Billionaires by City

Looking at cities, New York is home to the most billionaires—with 13 added billionaire residents last year—followed by Hong Kong.

RankCityCountryNumber of Billionaires
#1New York City🇺🇸 U.S.138
#2Hong Kong🇭🇰 China114
#3San Francisco🇺🇸 U.S.85
#4London🇬🇧 UK77
#5Moscow🇷🇺 Russia75
#6Beijing🇨🇳 China63
#7Los Angeles🇺🇸 U.S.59
#8Singapore🇸🇬 Singapore50
#9Shenzhen🇨🇳 China44
#10Mumbai🇮🇳 India40
#11Dubai🇦🇪 UAE38
#12Hangzhou🇨🇳 China35
#13São Paulo🇧🇷 Brazil34
#14Istanbul🇹🇷 Turkey33
#15Paris🇫🇷 France33

Billionaire Wealth in 2022

Billionaires have significant power and influence, not in the least because their collective wealth is equivalent to about 11.8% of global GDP.

In recent billionaire news, Gautam Adani’s wealth has been soaring, most recently hitting the $145 billion mark, making him the third-richest person in the world according to Bloomberg’s Billionaire Index. However, not all billionaires are holding on to their wealth. Patagonia founder, Yvon Chouinard, recently transferred ownership of his company to an organization that fights climate change.

Over the last decade, billionaires have been grown their fortunes considerably, with wealth increasing at a faster rate than the growth in the number of billionaires themselves.
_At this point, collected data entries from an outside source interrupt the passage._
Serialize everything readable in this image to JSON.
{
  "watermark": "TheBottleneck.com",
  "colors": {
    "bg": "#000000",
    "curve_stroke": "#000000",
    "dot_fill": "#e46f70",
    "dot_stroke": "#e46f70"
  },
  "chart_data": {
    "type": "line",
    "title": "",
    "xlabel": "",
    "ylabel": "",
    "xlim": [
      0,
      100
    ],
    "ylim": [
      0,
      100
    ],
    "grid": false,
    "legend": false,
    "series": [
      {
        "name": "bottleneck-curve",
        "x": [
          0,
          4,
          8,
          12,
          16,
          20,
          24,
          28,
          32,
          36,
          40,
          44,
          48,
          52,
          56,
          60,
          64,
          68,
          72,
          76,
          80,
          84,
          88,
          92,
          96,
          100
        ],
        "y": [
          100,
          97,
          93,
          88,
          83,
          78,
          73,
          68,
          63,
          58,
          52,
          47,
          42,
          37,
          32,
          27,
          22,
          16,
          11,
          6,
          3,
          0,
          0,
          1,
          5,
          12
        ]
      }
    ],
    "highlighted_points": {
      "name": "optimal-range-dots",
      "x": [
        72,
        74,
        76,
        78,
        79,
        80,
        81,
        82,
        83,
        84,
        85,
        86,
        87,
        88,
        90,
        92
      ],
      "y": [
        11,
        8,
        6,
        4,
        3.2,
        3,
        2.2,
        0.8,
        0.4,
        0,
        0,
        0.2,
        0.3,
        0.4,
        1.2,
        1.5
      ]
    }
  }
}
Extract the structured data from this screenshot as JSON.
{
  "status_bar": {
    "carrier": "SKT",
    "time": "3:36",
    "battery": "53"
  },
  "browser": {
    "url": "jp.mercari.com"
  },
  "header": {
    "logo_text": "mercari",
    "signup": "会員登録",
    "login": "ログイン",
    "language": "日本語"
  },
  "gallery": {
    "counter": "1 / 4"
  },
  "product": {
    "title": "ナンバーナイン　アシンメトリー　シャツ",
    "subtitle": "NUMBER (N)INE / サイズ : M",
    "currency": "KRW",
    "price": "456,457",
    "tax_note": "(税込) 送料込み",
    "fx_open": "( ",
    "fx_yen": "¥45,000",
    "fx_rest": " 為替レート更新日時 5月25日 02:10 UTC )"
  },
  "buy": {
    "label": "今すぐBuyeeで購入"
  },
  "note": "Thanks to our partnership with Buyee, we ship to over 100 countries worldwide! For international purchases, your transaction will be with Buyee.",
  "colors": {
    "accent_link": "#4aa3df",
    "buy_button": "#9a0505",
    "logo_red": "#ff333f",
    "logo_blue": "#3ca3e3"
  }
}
According to Wealth-X, collective billionaire net worth grew by an astonishing 90% in the last 10 years.

But in the shorter term, the situation is often more volatile. With markets reeling in 2022, Bloomberg reported that billionaires lost a record $1.4 trillion over the first half of the year. Once the year is over and the final numbers are in, it will be interesting to see how the billionaire landscape shapes up in comparison to the more long-term trend.